Baby Internet turning into the Matrix

Fair warning:

Today’s long post isn’t about persuasion or copywriting. It’s just a kooky and perhaps embarrassing prediction I want to make. Read on at your own risk.

In case you’re still here, I first want to point out a few facts.

Fact one is that some complex systems are made up of simple parts.

Bee hives. Ant colonies. Human brains.

Take a bunch of simple nodes. Bring millions or billions of them together. Allow them to communicate and react to each other.

What you can get is complex behaviors. They are unpredictable, adaptable, and often display something you can call intelligence.

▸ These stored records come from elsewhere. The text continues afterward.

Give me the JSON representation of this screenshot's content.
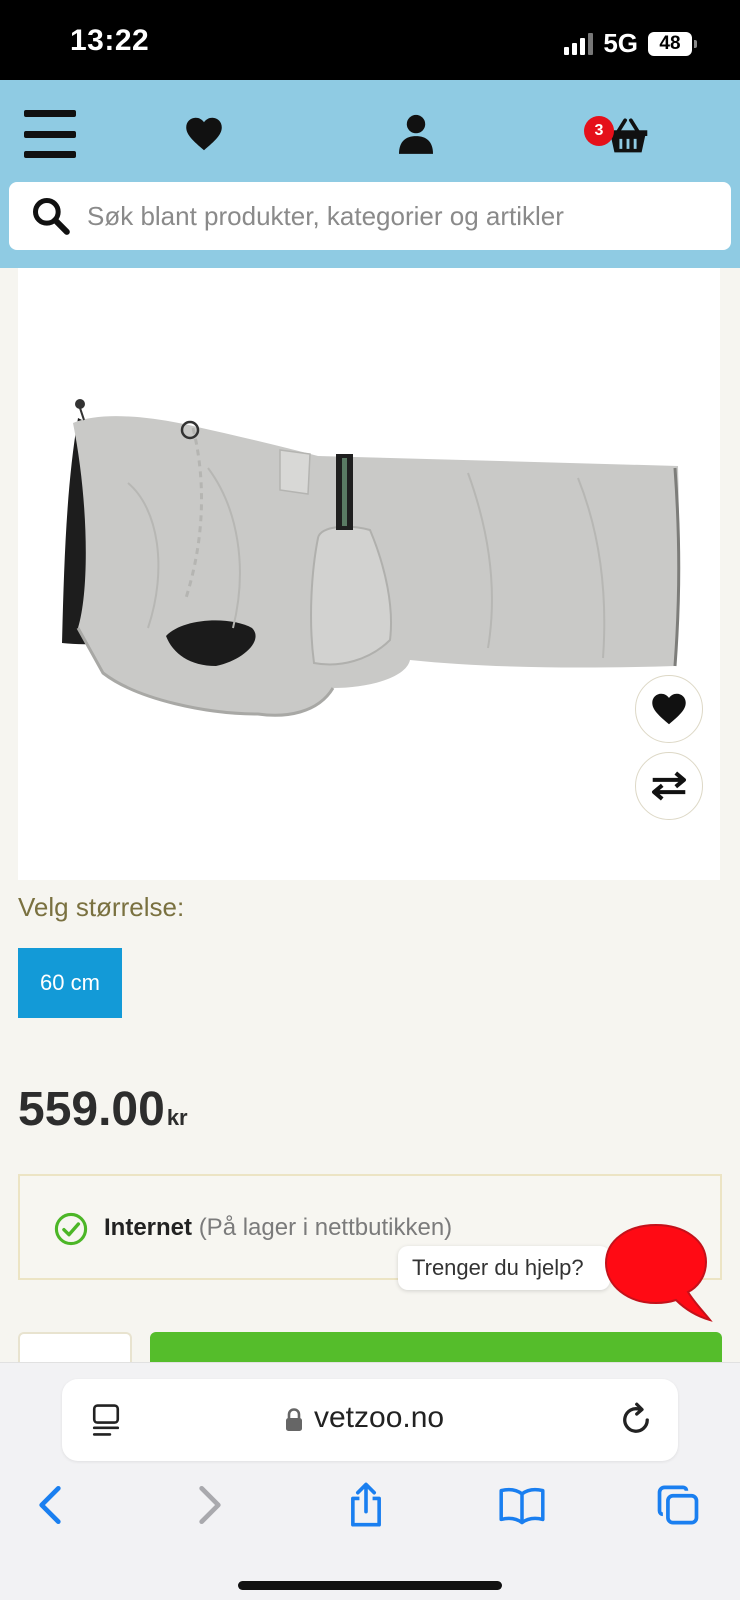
{
  "status_bar": {
    "time": "13:22",
    "network": "5G",
    "battery": "48"
  },
  "header": {
    "cart_count": "3",
    "search_placeholder": "Søk blant produkter, kategorier og artikler"
  },
  "product": {
    "size_label": "Velg størrelse:",
    "sizes": [
      "60 cm"
    ],
    "selected_size": "60 cm",
    "price": "559.00",
    "currency": "kr",
    "stock": {
      "channel": "Internet",
      "status": "(På lager i nettbutikken)"
    }
  },
  "help": {
    "bubble_text": "Trenger du hjelp?"
  },
  "browser": {
    "url": "vetzoo.no"
  },
  "colors": {
    "header_bg": "#8fcbe3",
    "accent_blue": "#139ad7",
    "cart_badge": "#e5101a",
    "add_to_cart_green": "#55bd2b",
    "chat_red": "#ff0a14"
  }
}
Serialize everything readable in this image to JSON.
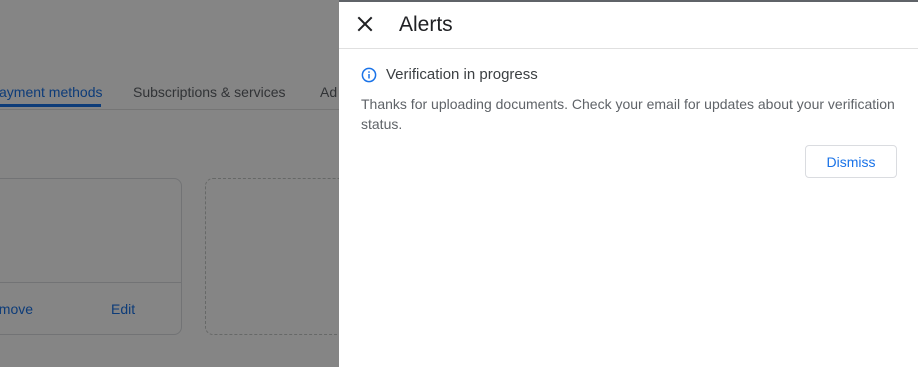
{
  "background": {
    "tabs": [
      {
        "label": "ayment methods",
        "active": true
      },
      {
        "label": "Subscriptions & services",
        "active": false
      },
      {
        "label": "Ad",
        "active": false
      }
    ],
    "card": {
      "remove_label": "emove",
      "edit_label": "Edit"
    }
  },
  "panel": {
    "title": "Alerts",
    "close_icon": "close-icon",
    "alert": {
      "icon": "info-icon",
      "title": "Verification in progress",
      "body": "Thanks for uploading documents. Check your email for updates about your verification status.",
      "dismiss_label": "Dismiss"
    }
  },
  "colors": {
    "accent": "#1a73e8",
    "scrim": "rgba(0,0,0,0.48)",
    "text_primary": "#202124",
    "text_secondary": "#5f6368"
  }
}
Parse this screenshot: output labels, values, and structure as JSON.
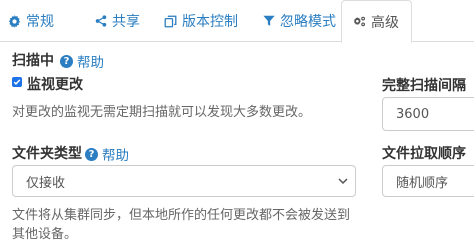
{
  "tabs": [
    {
      "label": "常规",
      "icon": "gear-icon"
    },
    {
      "label": "共享",
      "icon": "share-icon"
    },
    {
      "label": "版本控制",
      "icon": "copy-icon"
    },
    {
      "label": "忽略模式",
      "icon": "filter-icon"
    },
    {
      "label": "高级",
      "icon": "cogs-icon"
    }
  ],
  "scanning": {
    "label": "扫描中",
    "help": "帮助",
    "watch_checkbox_label": "监视更改",
    "watch_checked": true,
    "description": "对更改的监视无需定期扫描就可以发现大多数更改。"
  },
  "full_rescan": {
    "label": "完整扫描间隔（",
    "value": "3600"
  },
  "folder_type": {
    "label": "文件夹类型",
    "help": "帮助",
    "selected": "仅接收",
    "description_line1": "文件将从集群同步，但本地所作的任何更改都不会被发送到",
    "description_line2": "其他设备。"
  },
  "pull_order": {
    "label": "文件拉取顺序",
    "selected": "随机顺序"
  },
  "colors": {
    "link": "#2a7ec1",
    "checkbox": "#1e72e8"
  }
}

Second thing I want to point out is that the Internet fits this mold.

Like the human brain, the internet is made out of billions of (relatively) simple parts.

All these laptops and servers… and cell phones and routers… and smart toasters and data centers… link together in uncountable ways. They constantly communicate among themselves. They stimulate different patterns of activity. They are always changing and yet they maintain an underlying structure.

In other words, the Internet has the features needed for complex, emergent behavior. It might even have features needed for intelligence. Not a human-like intelligence, but an intelligence nonetheless.

Fact three is that more and more people are claiming the corona situation is a large-scale conspiracy.

I don’t personally believe this. Partly because conspiracy theories are often a dumb answer to complex questions. Partly because I can’t imagine any country or Illuminati-like organization coming out ahead of the current mess.

But I do think the Internet as a whole will profit.

It will get more nodes added to it… more synapses and connections built inside it… more energy and money fed into it. As an organism, it will get more powerful.

Now here’s a fourth and final thing, which I’m not sure qualifies as fact:

The whole corona situation would not have been possible without the Internet as it is today. And by “corona situation,” I mean the pandemic plus the economic and political reaction.

30 or 40 years ago, people got one dose of news a day, and it tended to concern local things more than today. Plus, those news were somewhat filtered. News outlets still paid lip service to “decency” or “professionalism” or “public responsibility.”

Thanks to the Internet, all that’s gone. People get constant news updates, all day long. And the news has become more provocative, shocking, and global.

This meant an unprecedented level of public attention and concern about corona. Long before anybody had any direct experience with the actual virus.

Combine this with the fact that today, everybody’s got a global voice (again, thanks to the Internet). The upshot was a new level of pressure on politicians to do something. So they covered their rumps by making decisive yet short-sighted decisions. And here we are, working from home, communicating by Zoom, and shopping online.

Summing it all up:

The Internet has all the preconditions for a kind of real intelligence.

The Internet played an active part in the development of the corona situation.

The Internet stands to profit from the same.

So you can see why I said this post is kooky and potentially embarrassing.

I’m not 100% saying the Internet is an intelligent entity that consciously fanned the flames of corona for its own benefit…

But my prediction is that it’s gonna get there, some time soon.

I compare it to a newborn baby, crying because it’s hungry. It does this instinctively, but the response is nourishment and growth.

Soon enough though, the baby stops crying and learns how to speak. A few years later, it grows up and turns into the Matrix.

Are you still with me? I’m impressed by your perseverance.

If I didn’t manage to convince you with my sci-fi scenario above, well, then it’s my fault.

But if I did manage to (somewhat) convince you, then I want to point out a persuasion lesson after all. It’s Gene Schwartz’s idea of gradualization. In Gene’s words:

Every claim, every image, every proof in your ad has two separate sources of strength:

1. The content of that statement itself; and

2. The preparation you have mode for that statement — either by recognizing that preparation as already existing in your prospect’s mind, or by deliberately laying the groundwork for that statement in the preceding portion of the ad itself.